On note deux exceptions à cette tendance morose : le programme 142, « Enseignement supérieur et recherche agricoles », qui verra ses crédits augmenter de 2 %, afin notamment de répondre aux besoins des filières agricoles en cadres de haut niveau, et le programme 190, « Recherche dans les domaines de l’énergie, du développement et de la mobilité durables », qui bénéficiera de la budgétisation des crédits de recherche et développement dans le domaine de l’aéronautique civile qui figuraient, jusqu’en 2016, par les deux premiers programmes d’investissement d’avenir, pour un montant de 135 millions d’euros en autorisations d’engagement.
Le fait que l’État apporte de nouveau une aide précieuse à un secteur décisif pour l’avenir de notre industrie, après le « trou d’air » de 2017 – si vous me permettez ce jeu de mots –, constitue une excellente nouvelle.
J’ajoute que l’aggravation du déficit du commerce extérieur est de moins en moins marquée. Cette détérioration est en grande partie due aux importations de matériel aéronautique. Il est très paradoxal d’entendre que nous devons être encore plus performants quand nous avons la fierté de voir la qualité de nos programmes d’investissement saluée par Airbus et même par l’aviation militaire.
J’en viens à présent au sujet de l’Agence nationale de la recherche, l’ANR, et du financement de la recherche par projets.
Dans son rapport de juillet dernier, mon prédécesseur Michel Berson avait montré que la baisse drastique des crédits de l’ANR survenue au début du quinquennat précédent avait eu des conséquences catastrophiques, avec un taux de succès atteignant difficilement 11 % en 2015.
Le précédent gouvernement avait fait un effort. On constate, cette année, un effort chiffré qui ne peut qu’aller dans le sens du renforcement de l’ANR. C’est une bonne chose.
Peut-on pour autant considérer que l’objectif que s’est fixé le nouveau Président de la République, à savoir redonner à l’ANR des moyens dignes de ceux de ses homologues étrangers, est atteint ? Je ne le pense pas. Globalement, on devrait pouvoir financer jusqu’à 25 % de ses projets. C’est peut-être un maximum, mais c’est un objectif digne d’une agence comme l’ANR.
En ce qui concerne les financements européens, les premiers chiffres du programme-cadre « Horizon 2020 » pour la recherche en Europe tendent à montrer que le recul de la France en matière de recherche au niveau européen s’amplifie.
Si l’Allemagne et la Grande-Bretagne obtiennent traditionnellement plus de financements européens que notre pays, la France est désormais rattrapée par les Pays-Bas et par l’Espagne. Notre pays gagnerait donc à s’enrichir des expériences étrangères.

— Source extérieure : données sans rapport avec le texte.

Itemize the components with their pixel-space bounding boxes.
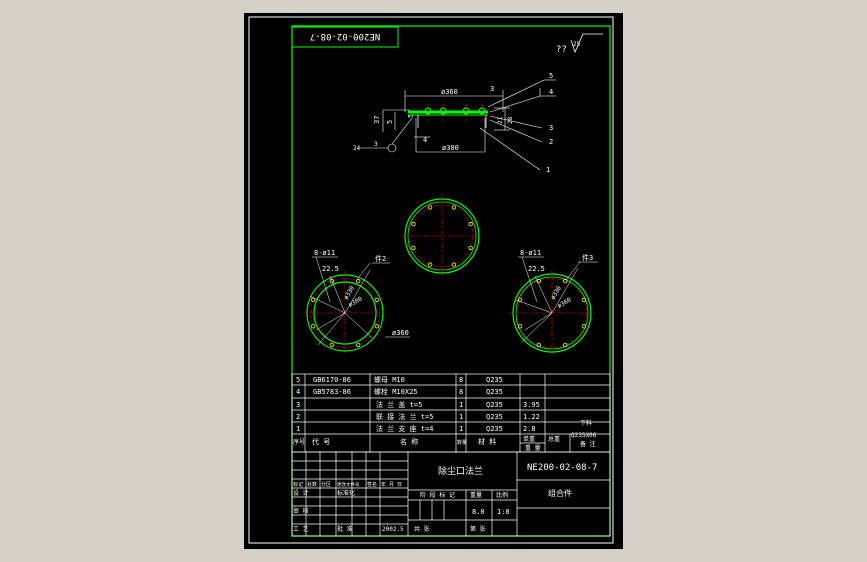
dim-h37: 37	[373, 116, 381, 124]
left-d360: ø360	[392, 329, 409, 337]
dim-d360: ø360	[441, 88, 458, 96]
bom-r5-mat: Q235	[486, 425, 503, 433]
bom-r4-qty: 1	[459, 413, 463, 421]
dim-h5b: 5	[407, 114, 415, 118]
svg-text:24: 24	[353, 145, 361, 152]
bom-r4-unit: 1.22	[523, 413, 540, 421]
bom-h-unitw: 单重	[523, 435, 535, 443]
bom-r1-name: 螺母 M10	[374, 375, 405, 384]
bom-r5-unit: 2.8	[523, 425, 536, 433]
inner-frame	[291, 25, 611, 537]
bom-h-unitrow: 重 量	[525, 444, 541, 452]
leader-3: 3	[549, 124, 553, 132]
bom-h-code: 代 号	[312, 437, 330, 446]
tb-l5: 签名	[367, 481, 377, 488]
bom-r1-mat: Q235	[486, 376, 503, 384]
bom-r1-code: GB6170-86	[313, 376, 351, 384]
tb-assembly-label: 组合件	[548, 488, 572, 498]
svg-text:3: 3	[374, 141, 378, 148]
tb-weight-label: 重量	[470, 491, 482, 499]
dim-v21: 21	[497, 116, 504, 124]
bom-r3-no: 3	[296, 401, 300, 409]
tb-l6: 年 月 日	[381, 481, 402, 488]
section-view: ø360 ø300 37 5 5 4 21 28 3 24 3 5 4 3 2 …	[353, 72, 556, 174]
right-piece-label: 件3	[582, 253, 593, 262]
tb-scale: 1:8	[497, 508, 510, 516]
cad-viewport[interactable]: NE200-02-08-7 ?? 25 ø360 ø300 37 5 5 4 2…	[244, 13, 623, 549]
tb-l4: 更改文件号	[337, 481, 360, 488]
right-d360: ø360	[557, 296, 573, 309]
leader-5: 5	[549, 72, 553, 80]
bom-h-no: 序号	[293, 438, 305, 446]
leader-1: 1	[546, 166, 550, 174]
bom-r2-code: GB5783-86	[313, 388, 351, 396]
bom-r2-qty: 8	[459, 388, 463, 396]
tb-check: 审 核	[293, 507, 309, 515]
tb-process: 工 艺	[293, 525, 309, 533]
bom-side-note: 下料	[580, 419, 592, 427]
bom-h-qty: 数量	[457, 439, 467, 446]
piece-view-left: 件2 8-ø11 22.5 ø330 ø300 ø360	[303, 249, 410, 355]
right-d330: ø330	[550, 285, 563, 301]
left-piece-label: 件2	[375, 254, 386, 263]
plan-view-cover	[400, 194, 484, 278]
tb-scale-label: 比例	[496, 491, 508, 499]
bom-r4-no: 2	[296, 413, 300, 421]
bom-r1-no: 5	[296, 376, 300, 384]
tb-l3: 分区	[321, 481, 331, 488]
tb-sheets: 共 张	[414, 525, 430, 533]
dim-d3: 3	[490, 85, 494, 93]
bom-r1-qty: 8	[459, 376, 463, 384]
tb-design: 设 计	[293, 489, 309, 497]
right-holes: 8-ø11	[520, 249, 541, 257]
bom-side-note-sub: Q235X06	[571, 432, 597, 439]
leader-4: 4	[549, 88, 553, 96]
piece-view-right: 件3 8-ø11 22.5 ø330 ø360	[509, 249, 598, 356]
tb-std: 标准化	[337, 489, 355, 497]
tb-stage: 阶 段 标 记	[420, 491, 455, 499]
drawing-sheet: NE200-02-08-7 ?? 25 ø360 ø300 37 5 5 4 2…	[248, 16, 614, 544]
tb-date: 2002.5	[382, 526, 404, 533]
bom-r5-no: 1	[296, 425, 300, 433]
bom-r5-name: 法 兰 支 座 t=4	[376, 424, 434, 433]
bom-h-name: 名 称	[400, 437, 418, 446]
bom-r3-name: 法 兰 盖 t=5	[376, 400, 422, 409]
bom-text: 5 GB6170-86 螺母 M10 8 Q235 4 GB5783-86 螺栓…	[293, 375, 597, 452]
bom-r3-unit: 3.95	[523, 401, 540, 409]
roughness-value: 25	[573, 41, 581, 48]
tb-approve: 批 准	[337, 525, 353, 533]
bom-r5-qty: 1	[459, 425, 463, 433]
tb-weight: 8.0	[472, 508, 485, 516]
bom-h-mat: 材 料	[478, 437, 496, 446]
bom-r2-mat: Q235	[486, 388, 503, 396]
tb-l2: 处数	[307, 481, 317, 488]
bom-table	[291, 373, 611, 453]
bom-r2-name: 螺栓 M10X25	[374, 387, 418, 396]
bom-r3-mat: Q235	[486, 401, 503, 409]
bom-r3-qty: 1	[459, 401, 463, 409]
leader-2: 2	[549, 138, 553, 146]
bom-r2-no: 4	[296, 388, 300, 396]
roughness-mark: ??	[556, 45, 567, 55]
tb-l1: 标记	[293, 481, 303, 488]
right-angle: 22.5	[528, 265, 545, 273]
dim-h5a: 5	[386, 120, 394, 124]
weld-symbol	[387, 143, 397, 153]
tb-center-title: 除尘口法兰	[438, 465, 483, 477]
tb-sheet: 第 张	[470, 525, 486, 533]
bom-h-totalw: 总重	[548, 435, 560, 443]
bom-r4-name: 联 接 法 兰 t=5	[376, 412, 434, 421]
left-holes: 8-ø11	[314, 249, 335, 257]
dim-d300: ø300	[442, 144, 459, 152]
bom-h-remark: 备 注	[580, 440, 596, 448]
left-angle: 22.5	[322, 265, 339, 273]
rotated-code-text: NE200-02-08-7	[310, 31, 380, 41]
tb-drawing-number: NE200-02-08-7	[527, 463, 597, 473]
title-block-text: 除尘口法兰 NE200-02-08-7 组合件 标记 处数 分区 更改文件号 签…	[293, 463, 597, 533]
bom-r4-mat: Q235	[486, 413, 503, 421]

En l’an 2000, il avait été décidé que l’effort de recherche de chaque État membre de l’Union européenne devrait atteindre 3 % du PIB en 2020. À ce jour, ce taux s’élève, dans notre pays, à 2, 15 %.
Voilà, madame la ministre, ce que je pouvais vous dire en sept minutes, sachant que j’ai dû élaguer une grande partie de mon propos. Comme l’a déjà indiqué Philippe Adnot, la commission a émis un avis favorable sur ces crédits.